Expanding the Sustainability of Laboratories

Egbert Dittrich, EGNATON

Expanding the Sustainability of Laboratories Addressing Equipment and User Behavior Sustainability is in the focus. Pushed by architectural influence the majority focus on the design of buildings. In terms of life cycle, impact of laboratory process and user behavior, as well as technical equipment such as plug-in-units, seem not to be considered seriously.

The presentation will clearly show that a mix of topics can only achieve sustainability. Laboratory apparatus have a major influence and enable users to achieve sustainability, provided it offers energy saving, safety and other sustainable design features. No matter how sustainable the building might be influence by the laboratory process impressively dominate the impact in regard to sustainable aspects. Increases in the number of 'plug-ins' also multiply those effects.

The major doctrine must be: safety beats any other category in the sustainability evaluating system, e.g. reduction of air exchange rates shall be achieved only after a proper risk assessment is completed. Human activity and their needs and wellbeing are much important to address efficiency and research output. By those means lab designers have to keep an eye on comfort, communication options and individual situations of the users. Therefore lab planners need to be educated in safety strategies.

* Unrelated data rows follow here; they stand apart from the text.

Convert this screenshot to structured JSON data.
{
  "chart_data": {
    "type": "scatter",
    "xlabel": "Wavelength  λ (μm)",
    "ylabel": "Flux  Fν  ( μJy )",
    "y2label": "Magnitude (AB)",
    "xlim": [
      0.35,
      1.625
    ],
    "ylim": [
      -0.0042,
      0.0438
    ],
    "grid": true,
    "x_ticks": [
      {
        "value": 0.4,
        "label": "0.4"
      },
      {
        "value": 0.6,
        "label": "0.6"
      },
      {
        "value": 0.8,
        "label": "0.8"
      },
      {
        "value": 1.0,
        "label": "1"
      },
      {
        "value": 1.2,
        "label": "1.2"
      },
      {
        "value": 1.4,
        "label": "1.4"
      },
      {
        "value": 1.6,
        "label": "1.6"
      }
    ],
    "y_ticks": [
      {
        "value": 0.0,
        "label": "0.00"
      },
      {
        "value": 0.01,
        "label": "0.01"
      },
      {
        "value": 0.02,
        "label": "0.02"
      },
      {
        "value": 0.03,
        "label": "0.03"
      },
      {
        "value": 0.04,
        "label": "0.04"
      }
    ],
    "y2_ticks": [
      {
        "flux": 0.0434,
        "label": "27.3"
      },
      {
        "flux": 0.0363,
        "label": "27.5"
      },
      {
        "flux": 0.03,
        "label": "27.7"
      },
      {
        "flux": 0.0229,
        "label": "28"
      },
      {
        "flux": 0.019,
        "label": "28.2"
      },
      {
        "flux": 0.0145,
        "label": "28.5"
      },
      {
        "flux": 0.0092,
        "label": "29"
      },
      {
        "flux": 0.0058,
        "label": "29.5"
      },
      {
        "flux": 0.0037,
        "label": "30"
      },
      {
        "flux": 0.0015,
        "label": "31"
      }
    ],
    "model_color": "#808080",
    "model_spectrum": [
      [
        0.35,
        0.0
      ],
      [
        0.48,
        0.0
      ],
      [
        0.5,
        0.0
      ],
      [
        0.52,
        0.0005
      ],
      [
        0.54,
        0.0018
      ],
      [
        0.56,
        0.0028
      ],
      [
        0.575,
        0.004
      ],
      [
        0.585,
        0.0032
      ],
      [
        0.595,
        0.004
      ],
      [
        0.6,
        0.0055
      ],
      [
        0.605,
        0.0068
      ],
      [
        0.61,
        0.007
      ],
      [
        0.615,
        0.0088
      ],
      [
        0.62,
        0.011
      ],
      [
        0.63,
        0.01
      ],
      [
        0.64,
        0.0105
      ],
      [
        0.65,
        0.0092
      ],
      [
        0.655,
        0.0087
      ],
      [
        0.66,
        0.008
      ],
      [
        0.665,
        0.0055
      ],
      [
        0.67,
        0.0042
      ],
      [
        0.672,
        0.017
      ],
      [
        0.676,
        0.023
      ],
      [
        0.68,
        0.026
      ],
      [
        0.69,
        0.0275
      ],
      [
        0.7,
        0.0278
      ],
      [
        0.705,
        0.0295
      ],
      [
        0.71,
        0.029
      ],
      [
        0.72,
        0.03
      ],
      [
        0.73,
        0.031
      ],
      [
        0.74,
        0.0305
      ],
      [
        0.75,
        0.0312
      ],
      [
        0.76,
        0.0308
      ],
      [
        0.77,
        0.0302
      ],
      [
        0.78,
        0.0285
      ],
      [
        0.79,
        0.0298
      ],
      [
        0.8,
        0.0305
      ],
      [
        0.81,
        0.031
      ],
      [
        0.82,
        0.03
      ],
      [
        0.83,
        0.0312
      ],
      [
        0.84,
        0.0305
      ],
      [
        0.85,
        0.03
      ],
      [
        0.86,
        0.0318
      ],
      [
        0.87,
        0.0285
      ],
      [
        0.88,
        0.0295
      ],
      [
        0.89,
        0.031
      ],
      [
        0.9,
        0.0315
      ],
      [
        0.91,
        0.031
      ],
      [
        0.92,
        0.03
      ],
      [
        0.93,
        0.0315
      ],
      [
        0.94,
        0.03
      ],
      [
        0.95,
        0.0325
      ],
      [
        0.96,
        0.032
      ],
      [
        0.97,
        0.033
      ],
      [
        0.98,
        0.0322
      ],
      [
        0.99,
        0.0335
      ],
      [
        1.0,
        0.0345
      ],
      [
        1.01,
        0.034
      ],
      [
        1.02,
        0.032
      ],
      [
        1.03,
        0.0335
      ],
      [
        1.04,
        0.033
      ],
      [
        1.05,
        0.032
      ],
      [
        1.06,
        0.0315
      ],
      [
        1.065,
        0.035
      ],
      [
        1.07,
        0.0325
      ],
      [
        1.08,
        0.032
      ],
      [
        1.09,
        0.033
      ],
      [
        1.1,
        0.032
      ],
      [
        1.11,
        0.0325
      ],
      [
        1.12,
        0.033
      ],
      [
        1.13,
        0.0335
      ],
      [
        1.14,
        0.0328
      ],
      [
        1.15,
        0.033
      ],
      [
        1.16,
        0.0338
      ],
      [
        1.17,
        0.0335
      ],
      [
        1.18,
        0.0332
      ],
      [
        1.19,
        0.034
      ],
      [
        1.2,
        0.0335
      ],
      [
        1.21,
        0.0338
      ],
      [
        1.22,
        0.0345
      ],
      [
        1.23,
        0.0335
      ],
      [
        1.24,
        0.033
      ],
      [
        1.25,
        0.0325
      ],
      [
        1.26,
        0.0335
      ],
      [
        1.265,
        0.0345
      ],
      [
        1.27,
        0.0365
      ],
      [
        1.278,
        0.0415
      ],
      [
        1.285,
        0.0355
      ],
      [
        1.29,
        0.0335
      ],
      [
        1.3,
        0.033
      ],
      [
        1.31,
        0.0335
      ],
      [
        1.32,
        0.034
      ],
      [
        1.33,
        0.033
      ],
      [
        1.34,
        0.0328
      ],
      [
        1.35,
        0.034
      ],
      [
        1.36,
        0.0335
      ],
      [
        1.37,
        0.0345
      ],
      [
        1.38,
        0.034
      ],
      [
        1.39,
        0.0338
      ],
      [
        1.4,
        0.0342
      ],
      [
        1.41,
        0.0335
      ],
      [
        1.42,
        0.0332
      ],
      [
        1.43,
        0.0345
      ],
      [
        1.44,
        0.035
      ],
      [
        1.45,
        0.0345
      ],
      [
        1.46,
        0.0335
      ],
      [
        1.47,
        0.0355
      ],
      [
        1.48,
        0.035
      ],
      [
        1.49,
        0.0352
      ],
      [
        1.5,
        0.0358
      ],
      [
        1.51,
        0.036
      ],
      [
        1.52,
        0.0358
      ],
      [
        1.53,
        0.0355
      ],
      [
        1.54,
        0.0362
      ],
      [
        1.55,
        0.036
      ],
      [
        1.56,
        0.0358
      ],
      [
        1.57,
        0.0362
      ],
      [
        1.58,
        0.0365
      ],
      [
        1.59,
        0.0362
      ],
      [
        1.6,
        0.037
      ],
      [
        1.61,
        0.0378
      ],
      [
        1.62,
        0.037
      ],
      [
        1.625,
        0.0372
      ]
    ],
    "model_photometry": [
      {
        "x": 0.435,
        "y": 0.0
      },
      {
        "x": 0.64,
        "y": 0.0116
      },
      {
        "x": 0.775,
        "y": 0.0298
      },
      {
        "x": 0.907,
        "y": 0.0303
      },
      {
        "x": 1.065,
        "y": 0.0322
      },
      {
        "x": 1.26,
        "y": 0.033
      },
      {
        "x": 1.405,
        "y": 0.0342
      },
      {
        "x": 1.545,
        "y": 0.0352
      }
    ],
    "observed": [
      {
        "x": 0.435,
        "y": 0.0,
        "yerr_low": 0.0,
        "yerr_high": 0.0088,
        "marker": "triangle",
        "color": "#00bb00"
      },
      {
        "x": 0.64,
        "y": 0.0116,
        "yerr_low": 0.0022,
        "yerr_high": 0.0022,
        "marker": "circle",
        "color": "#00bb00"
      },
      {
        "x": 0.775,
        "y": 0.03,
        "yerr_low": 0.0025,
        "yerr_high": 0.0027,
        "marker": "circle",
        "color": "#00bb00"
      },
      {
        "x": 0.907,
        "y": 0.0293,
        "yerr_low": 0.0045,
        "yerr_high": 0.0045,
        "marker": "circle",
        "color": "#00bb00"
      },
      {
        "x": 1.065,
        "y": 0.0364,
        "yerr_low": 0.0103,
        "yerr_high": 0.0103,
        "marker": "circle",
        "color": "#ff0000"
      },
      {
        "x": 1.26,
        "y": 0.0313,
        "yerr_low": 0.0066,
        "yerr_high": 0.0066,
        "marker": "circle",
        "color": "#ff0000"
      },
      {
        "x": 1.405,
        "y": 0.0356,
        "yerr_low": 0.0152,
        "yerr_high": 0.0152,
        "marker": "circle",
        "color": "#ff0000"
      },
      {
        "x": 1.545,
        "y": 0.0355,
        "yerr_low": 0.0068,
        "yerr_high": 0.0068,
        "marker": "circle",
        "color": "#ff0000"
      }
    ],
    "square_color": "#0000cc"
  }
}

Certainly, sustainability can hardly be achieved in a non sustainable building with non sustainable equipment and instruments, but it is easy to operate a building with a high sustainability assessment in a not sustainable way. Users have the key to operate the building in accordance with the sustainable design criteria.

Once the building is occupied, only through daily monitoring and feed-back to operators and users with respect to benchmarks can a collaborative process occur in meeting long-term performance goals that can be verified. Life cycle cost and assessment of the building's central plant are important but operators must know that user processes (i.e., equipment and plug-in-units) cannot be ignored. The impact of the plug-in-units for example must be considered to ensure overall sustainability of the lab.

The presentation will give an overview of the effort being pursued by EGNATON to create an equipment certification system which includes rules for product characterization and environmental declarations for laboratory apparatus and equipment.

Objectives: 1. Support a better appreciation of the impact of user behavior and their use of equipment on laboratory sustainability. 2. Introduction to one European strategy to address lab sustainability through lab equipment choices. 3. Encouraging equipment certification as a performance indicator for users and owners.

Biography:

65 years old, German citizen, Holds a diploma in business engineering. For 25 years CEO and owner of several tap manufacturers of residential and laboratory service fixtures. Since 15 years business consultant in the laboratory field. Managing director of European association of sustainable Laboratories, author of "Handbook for sustainable laboratories".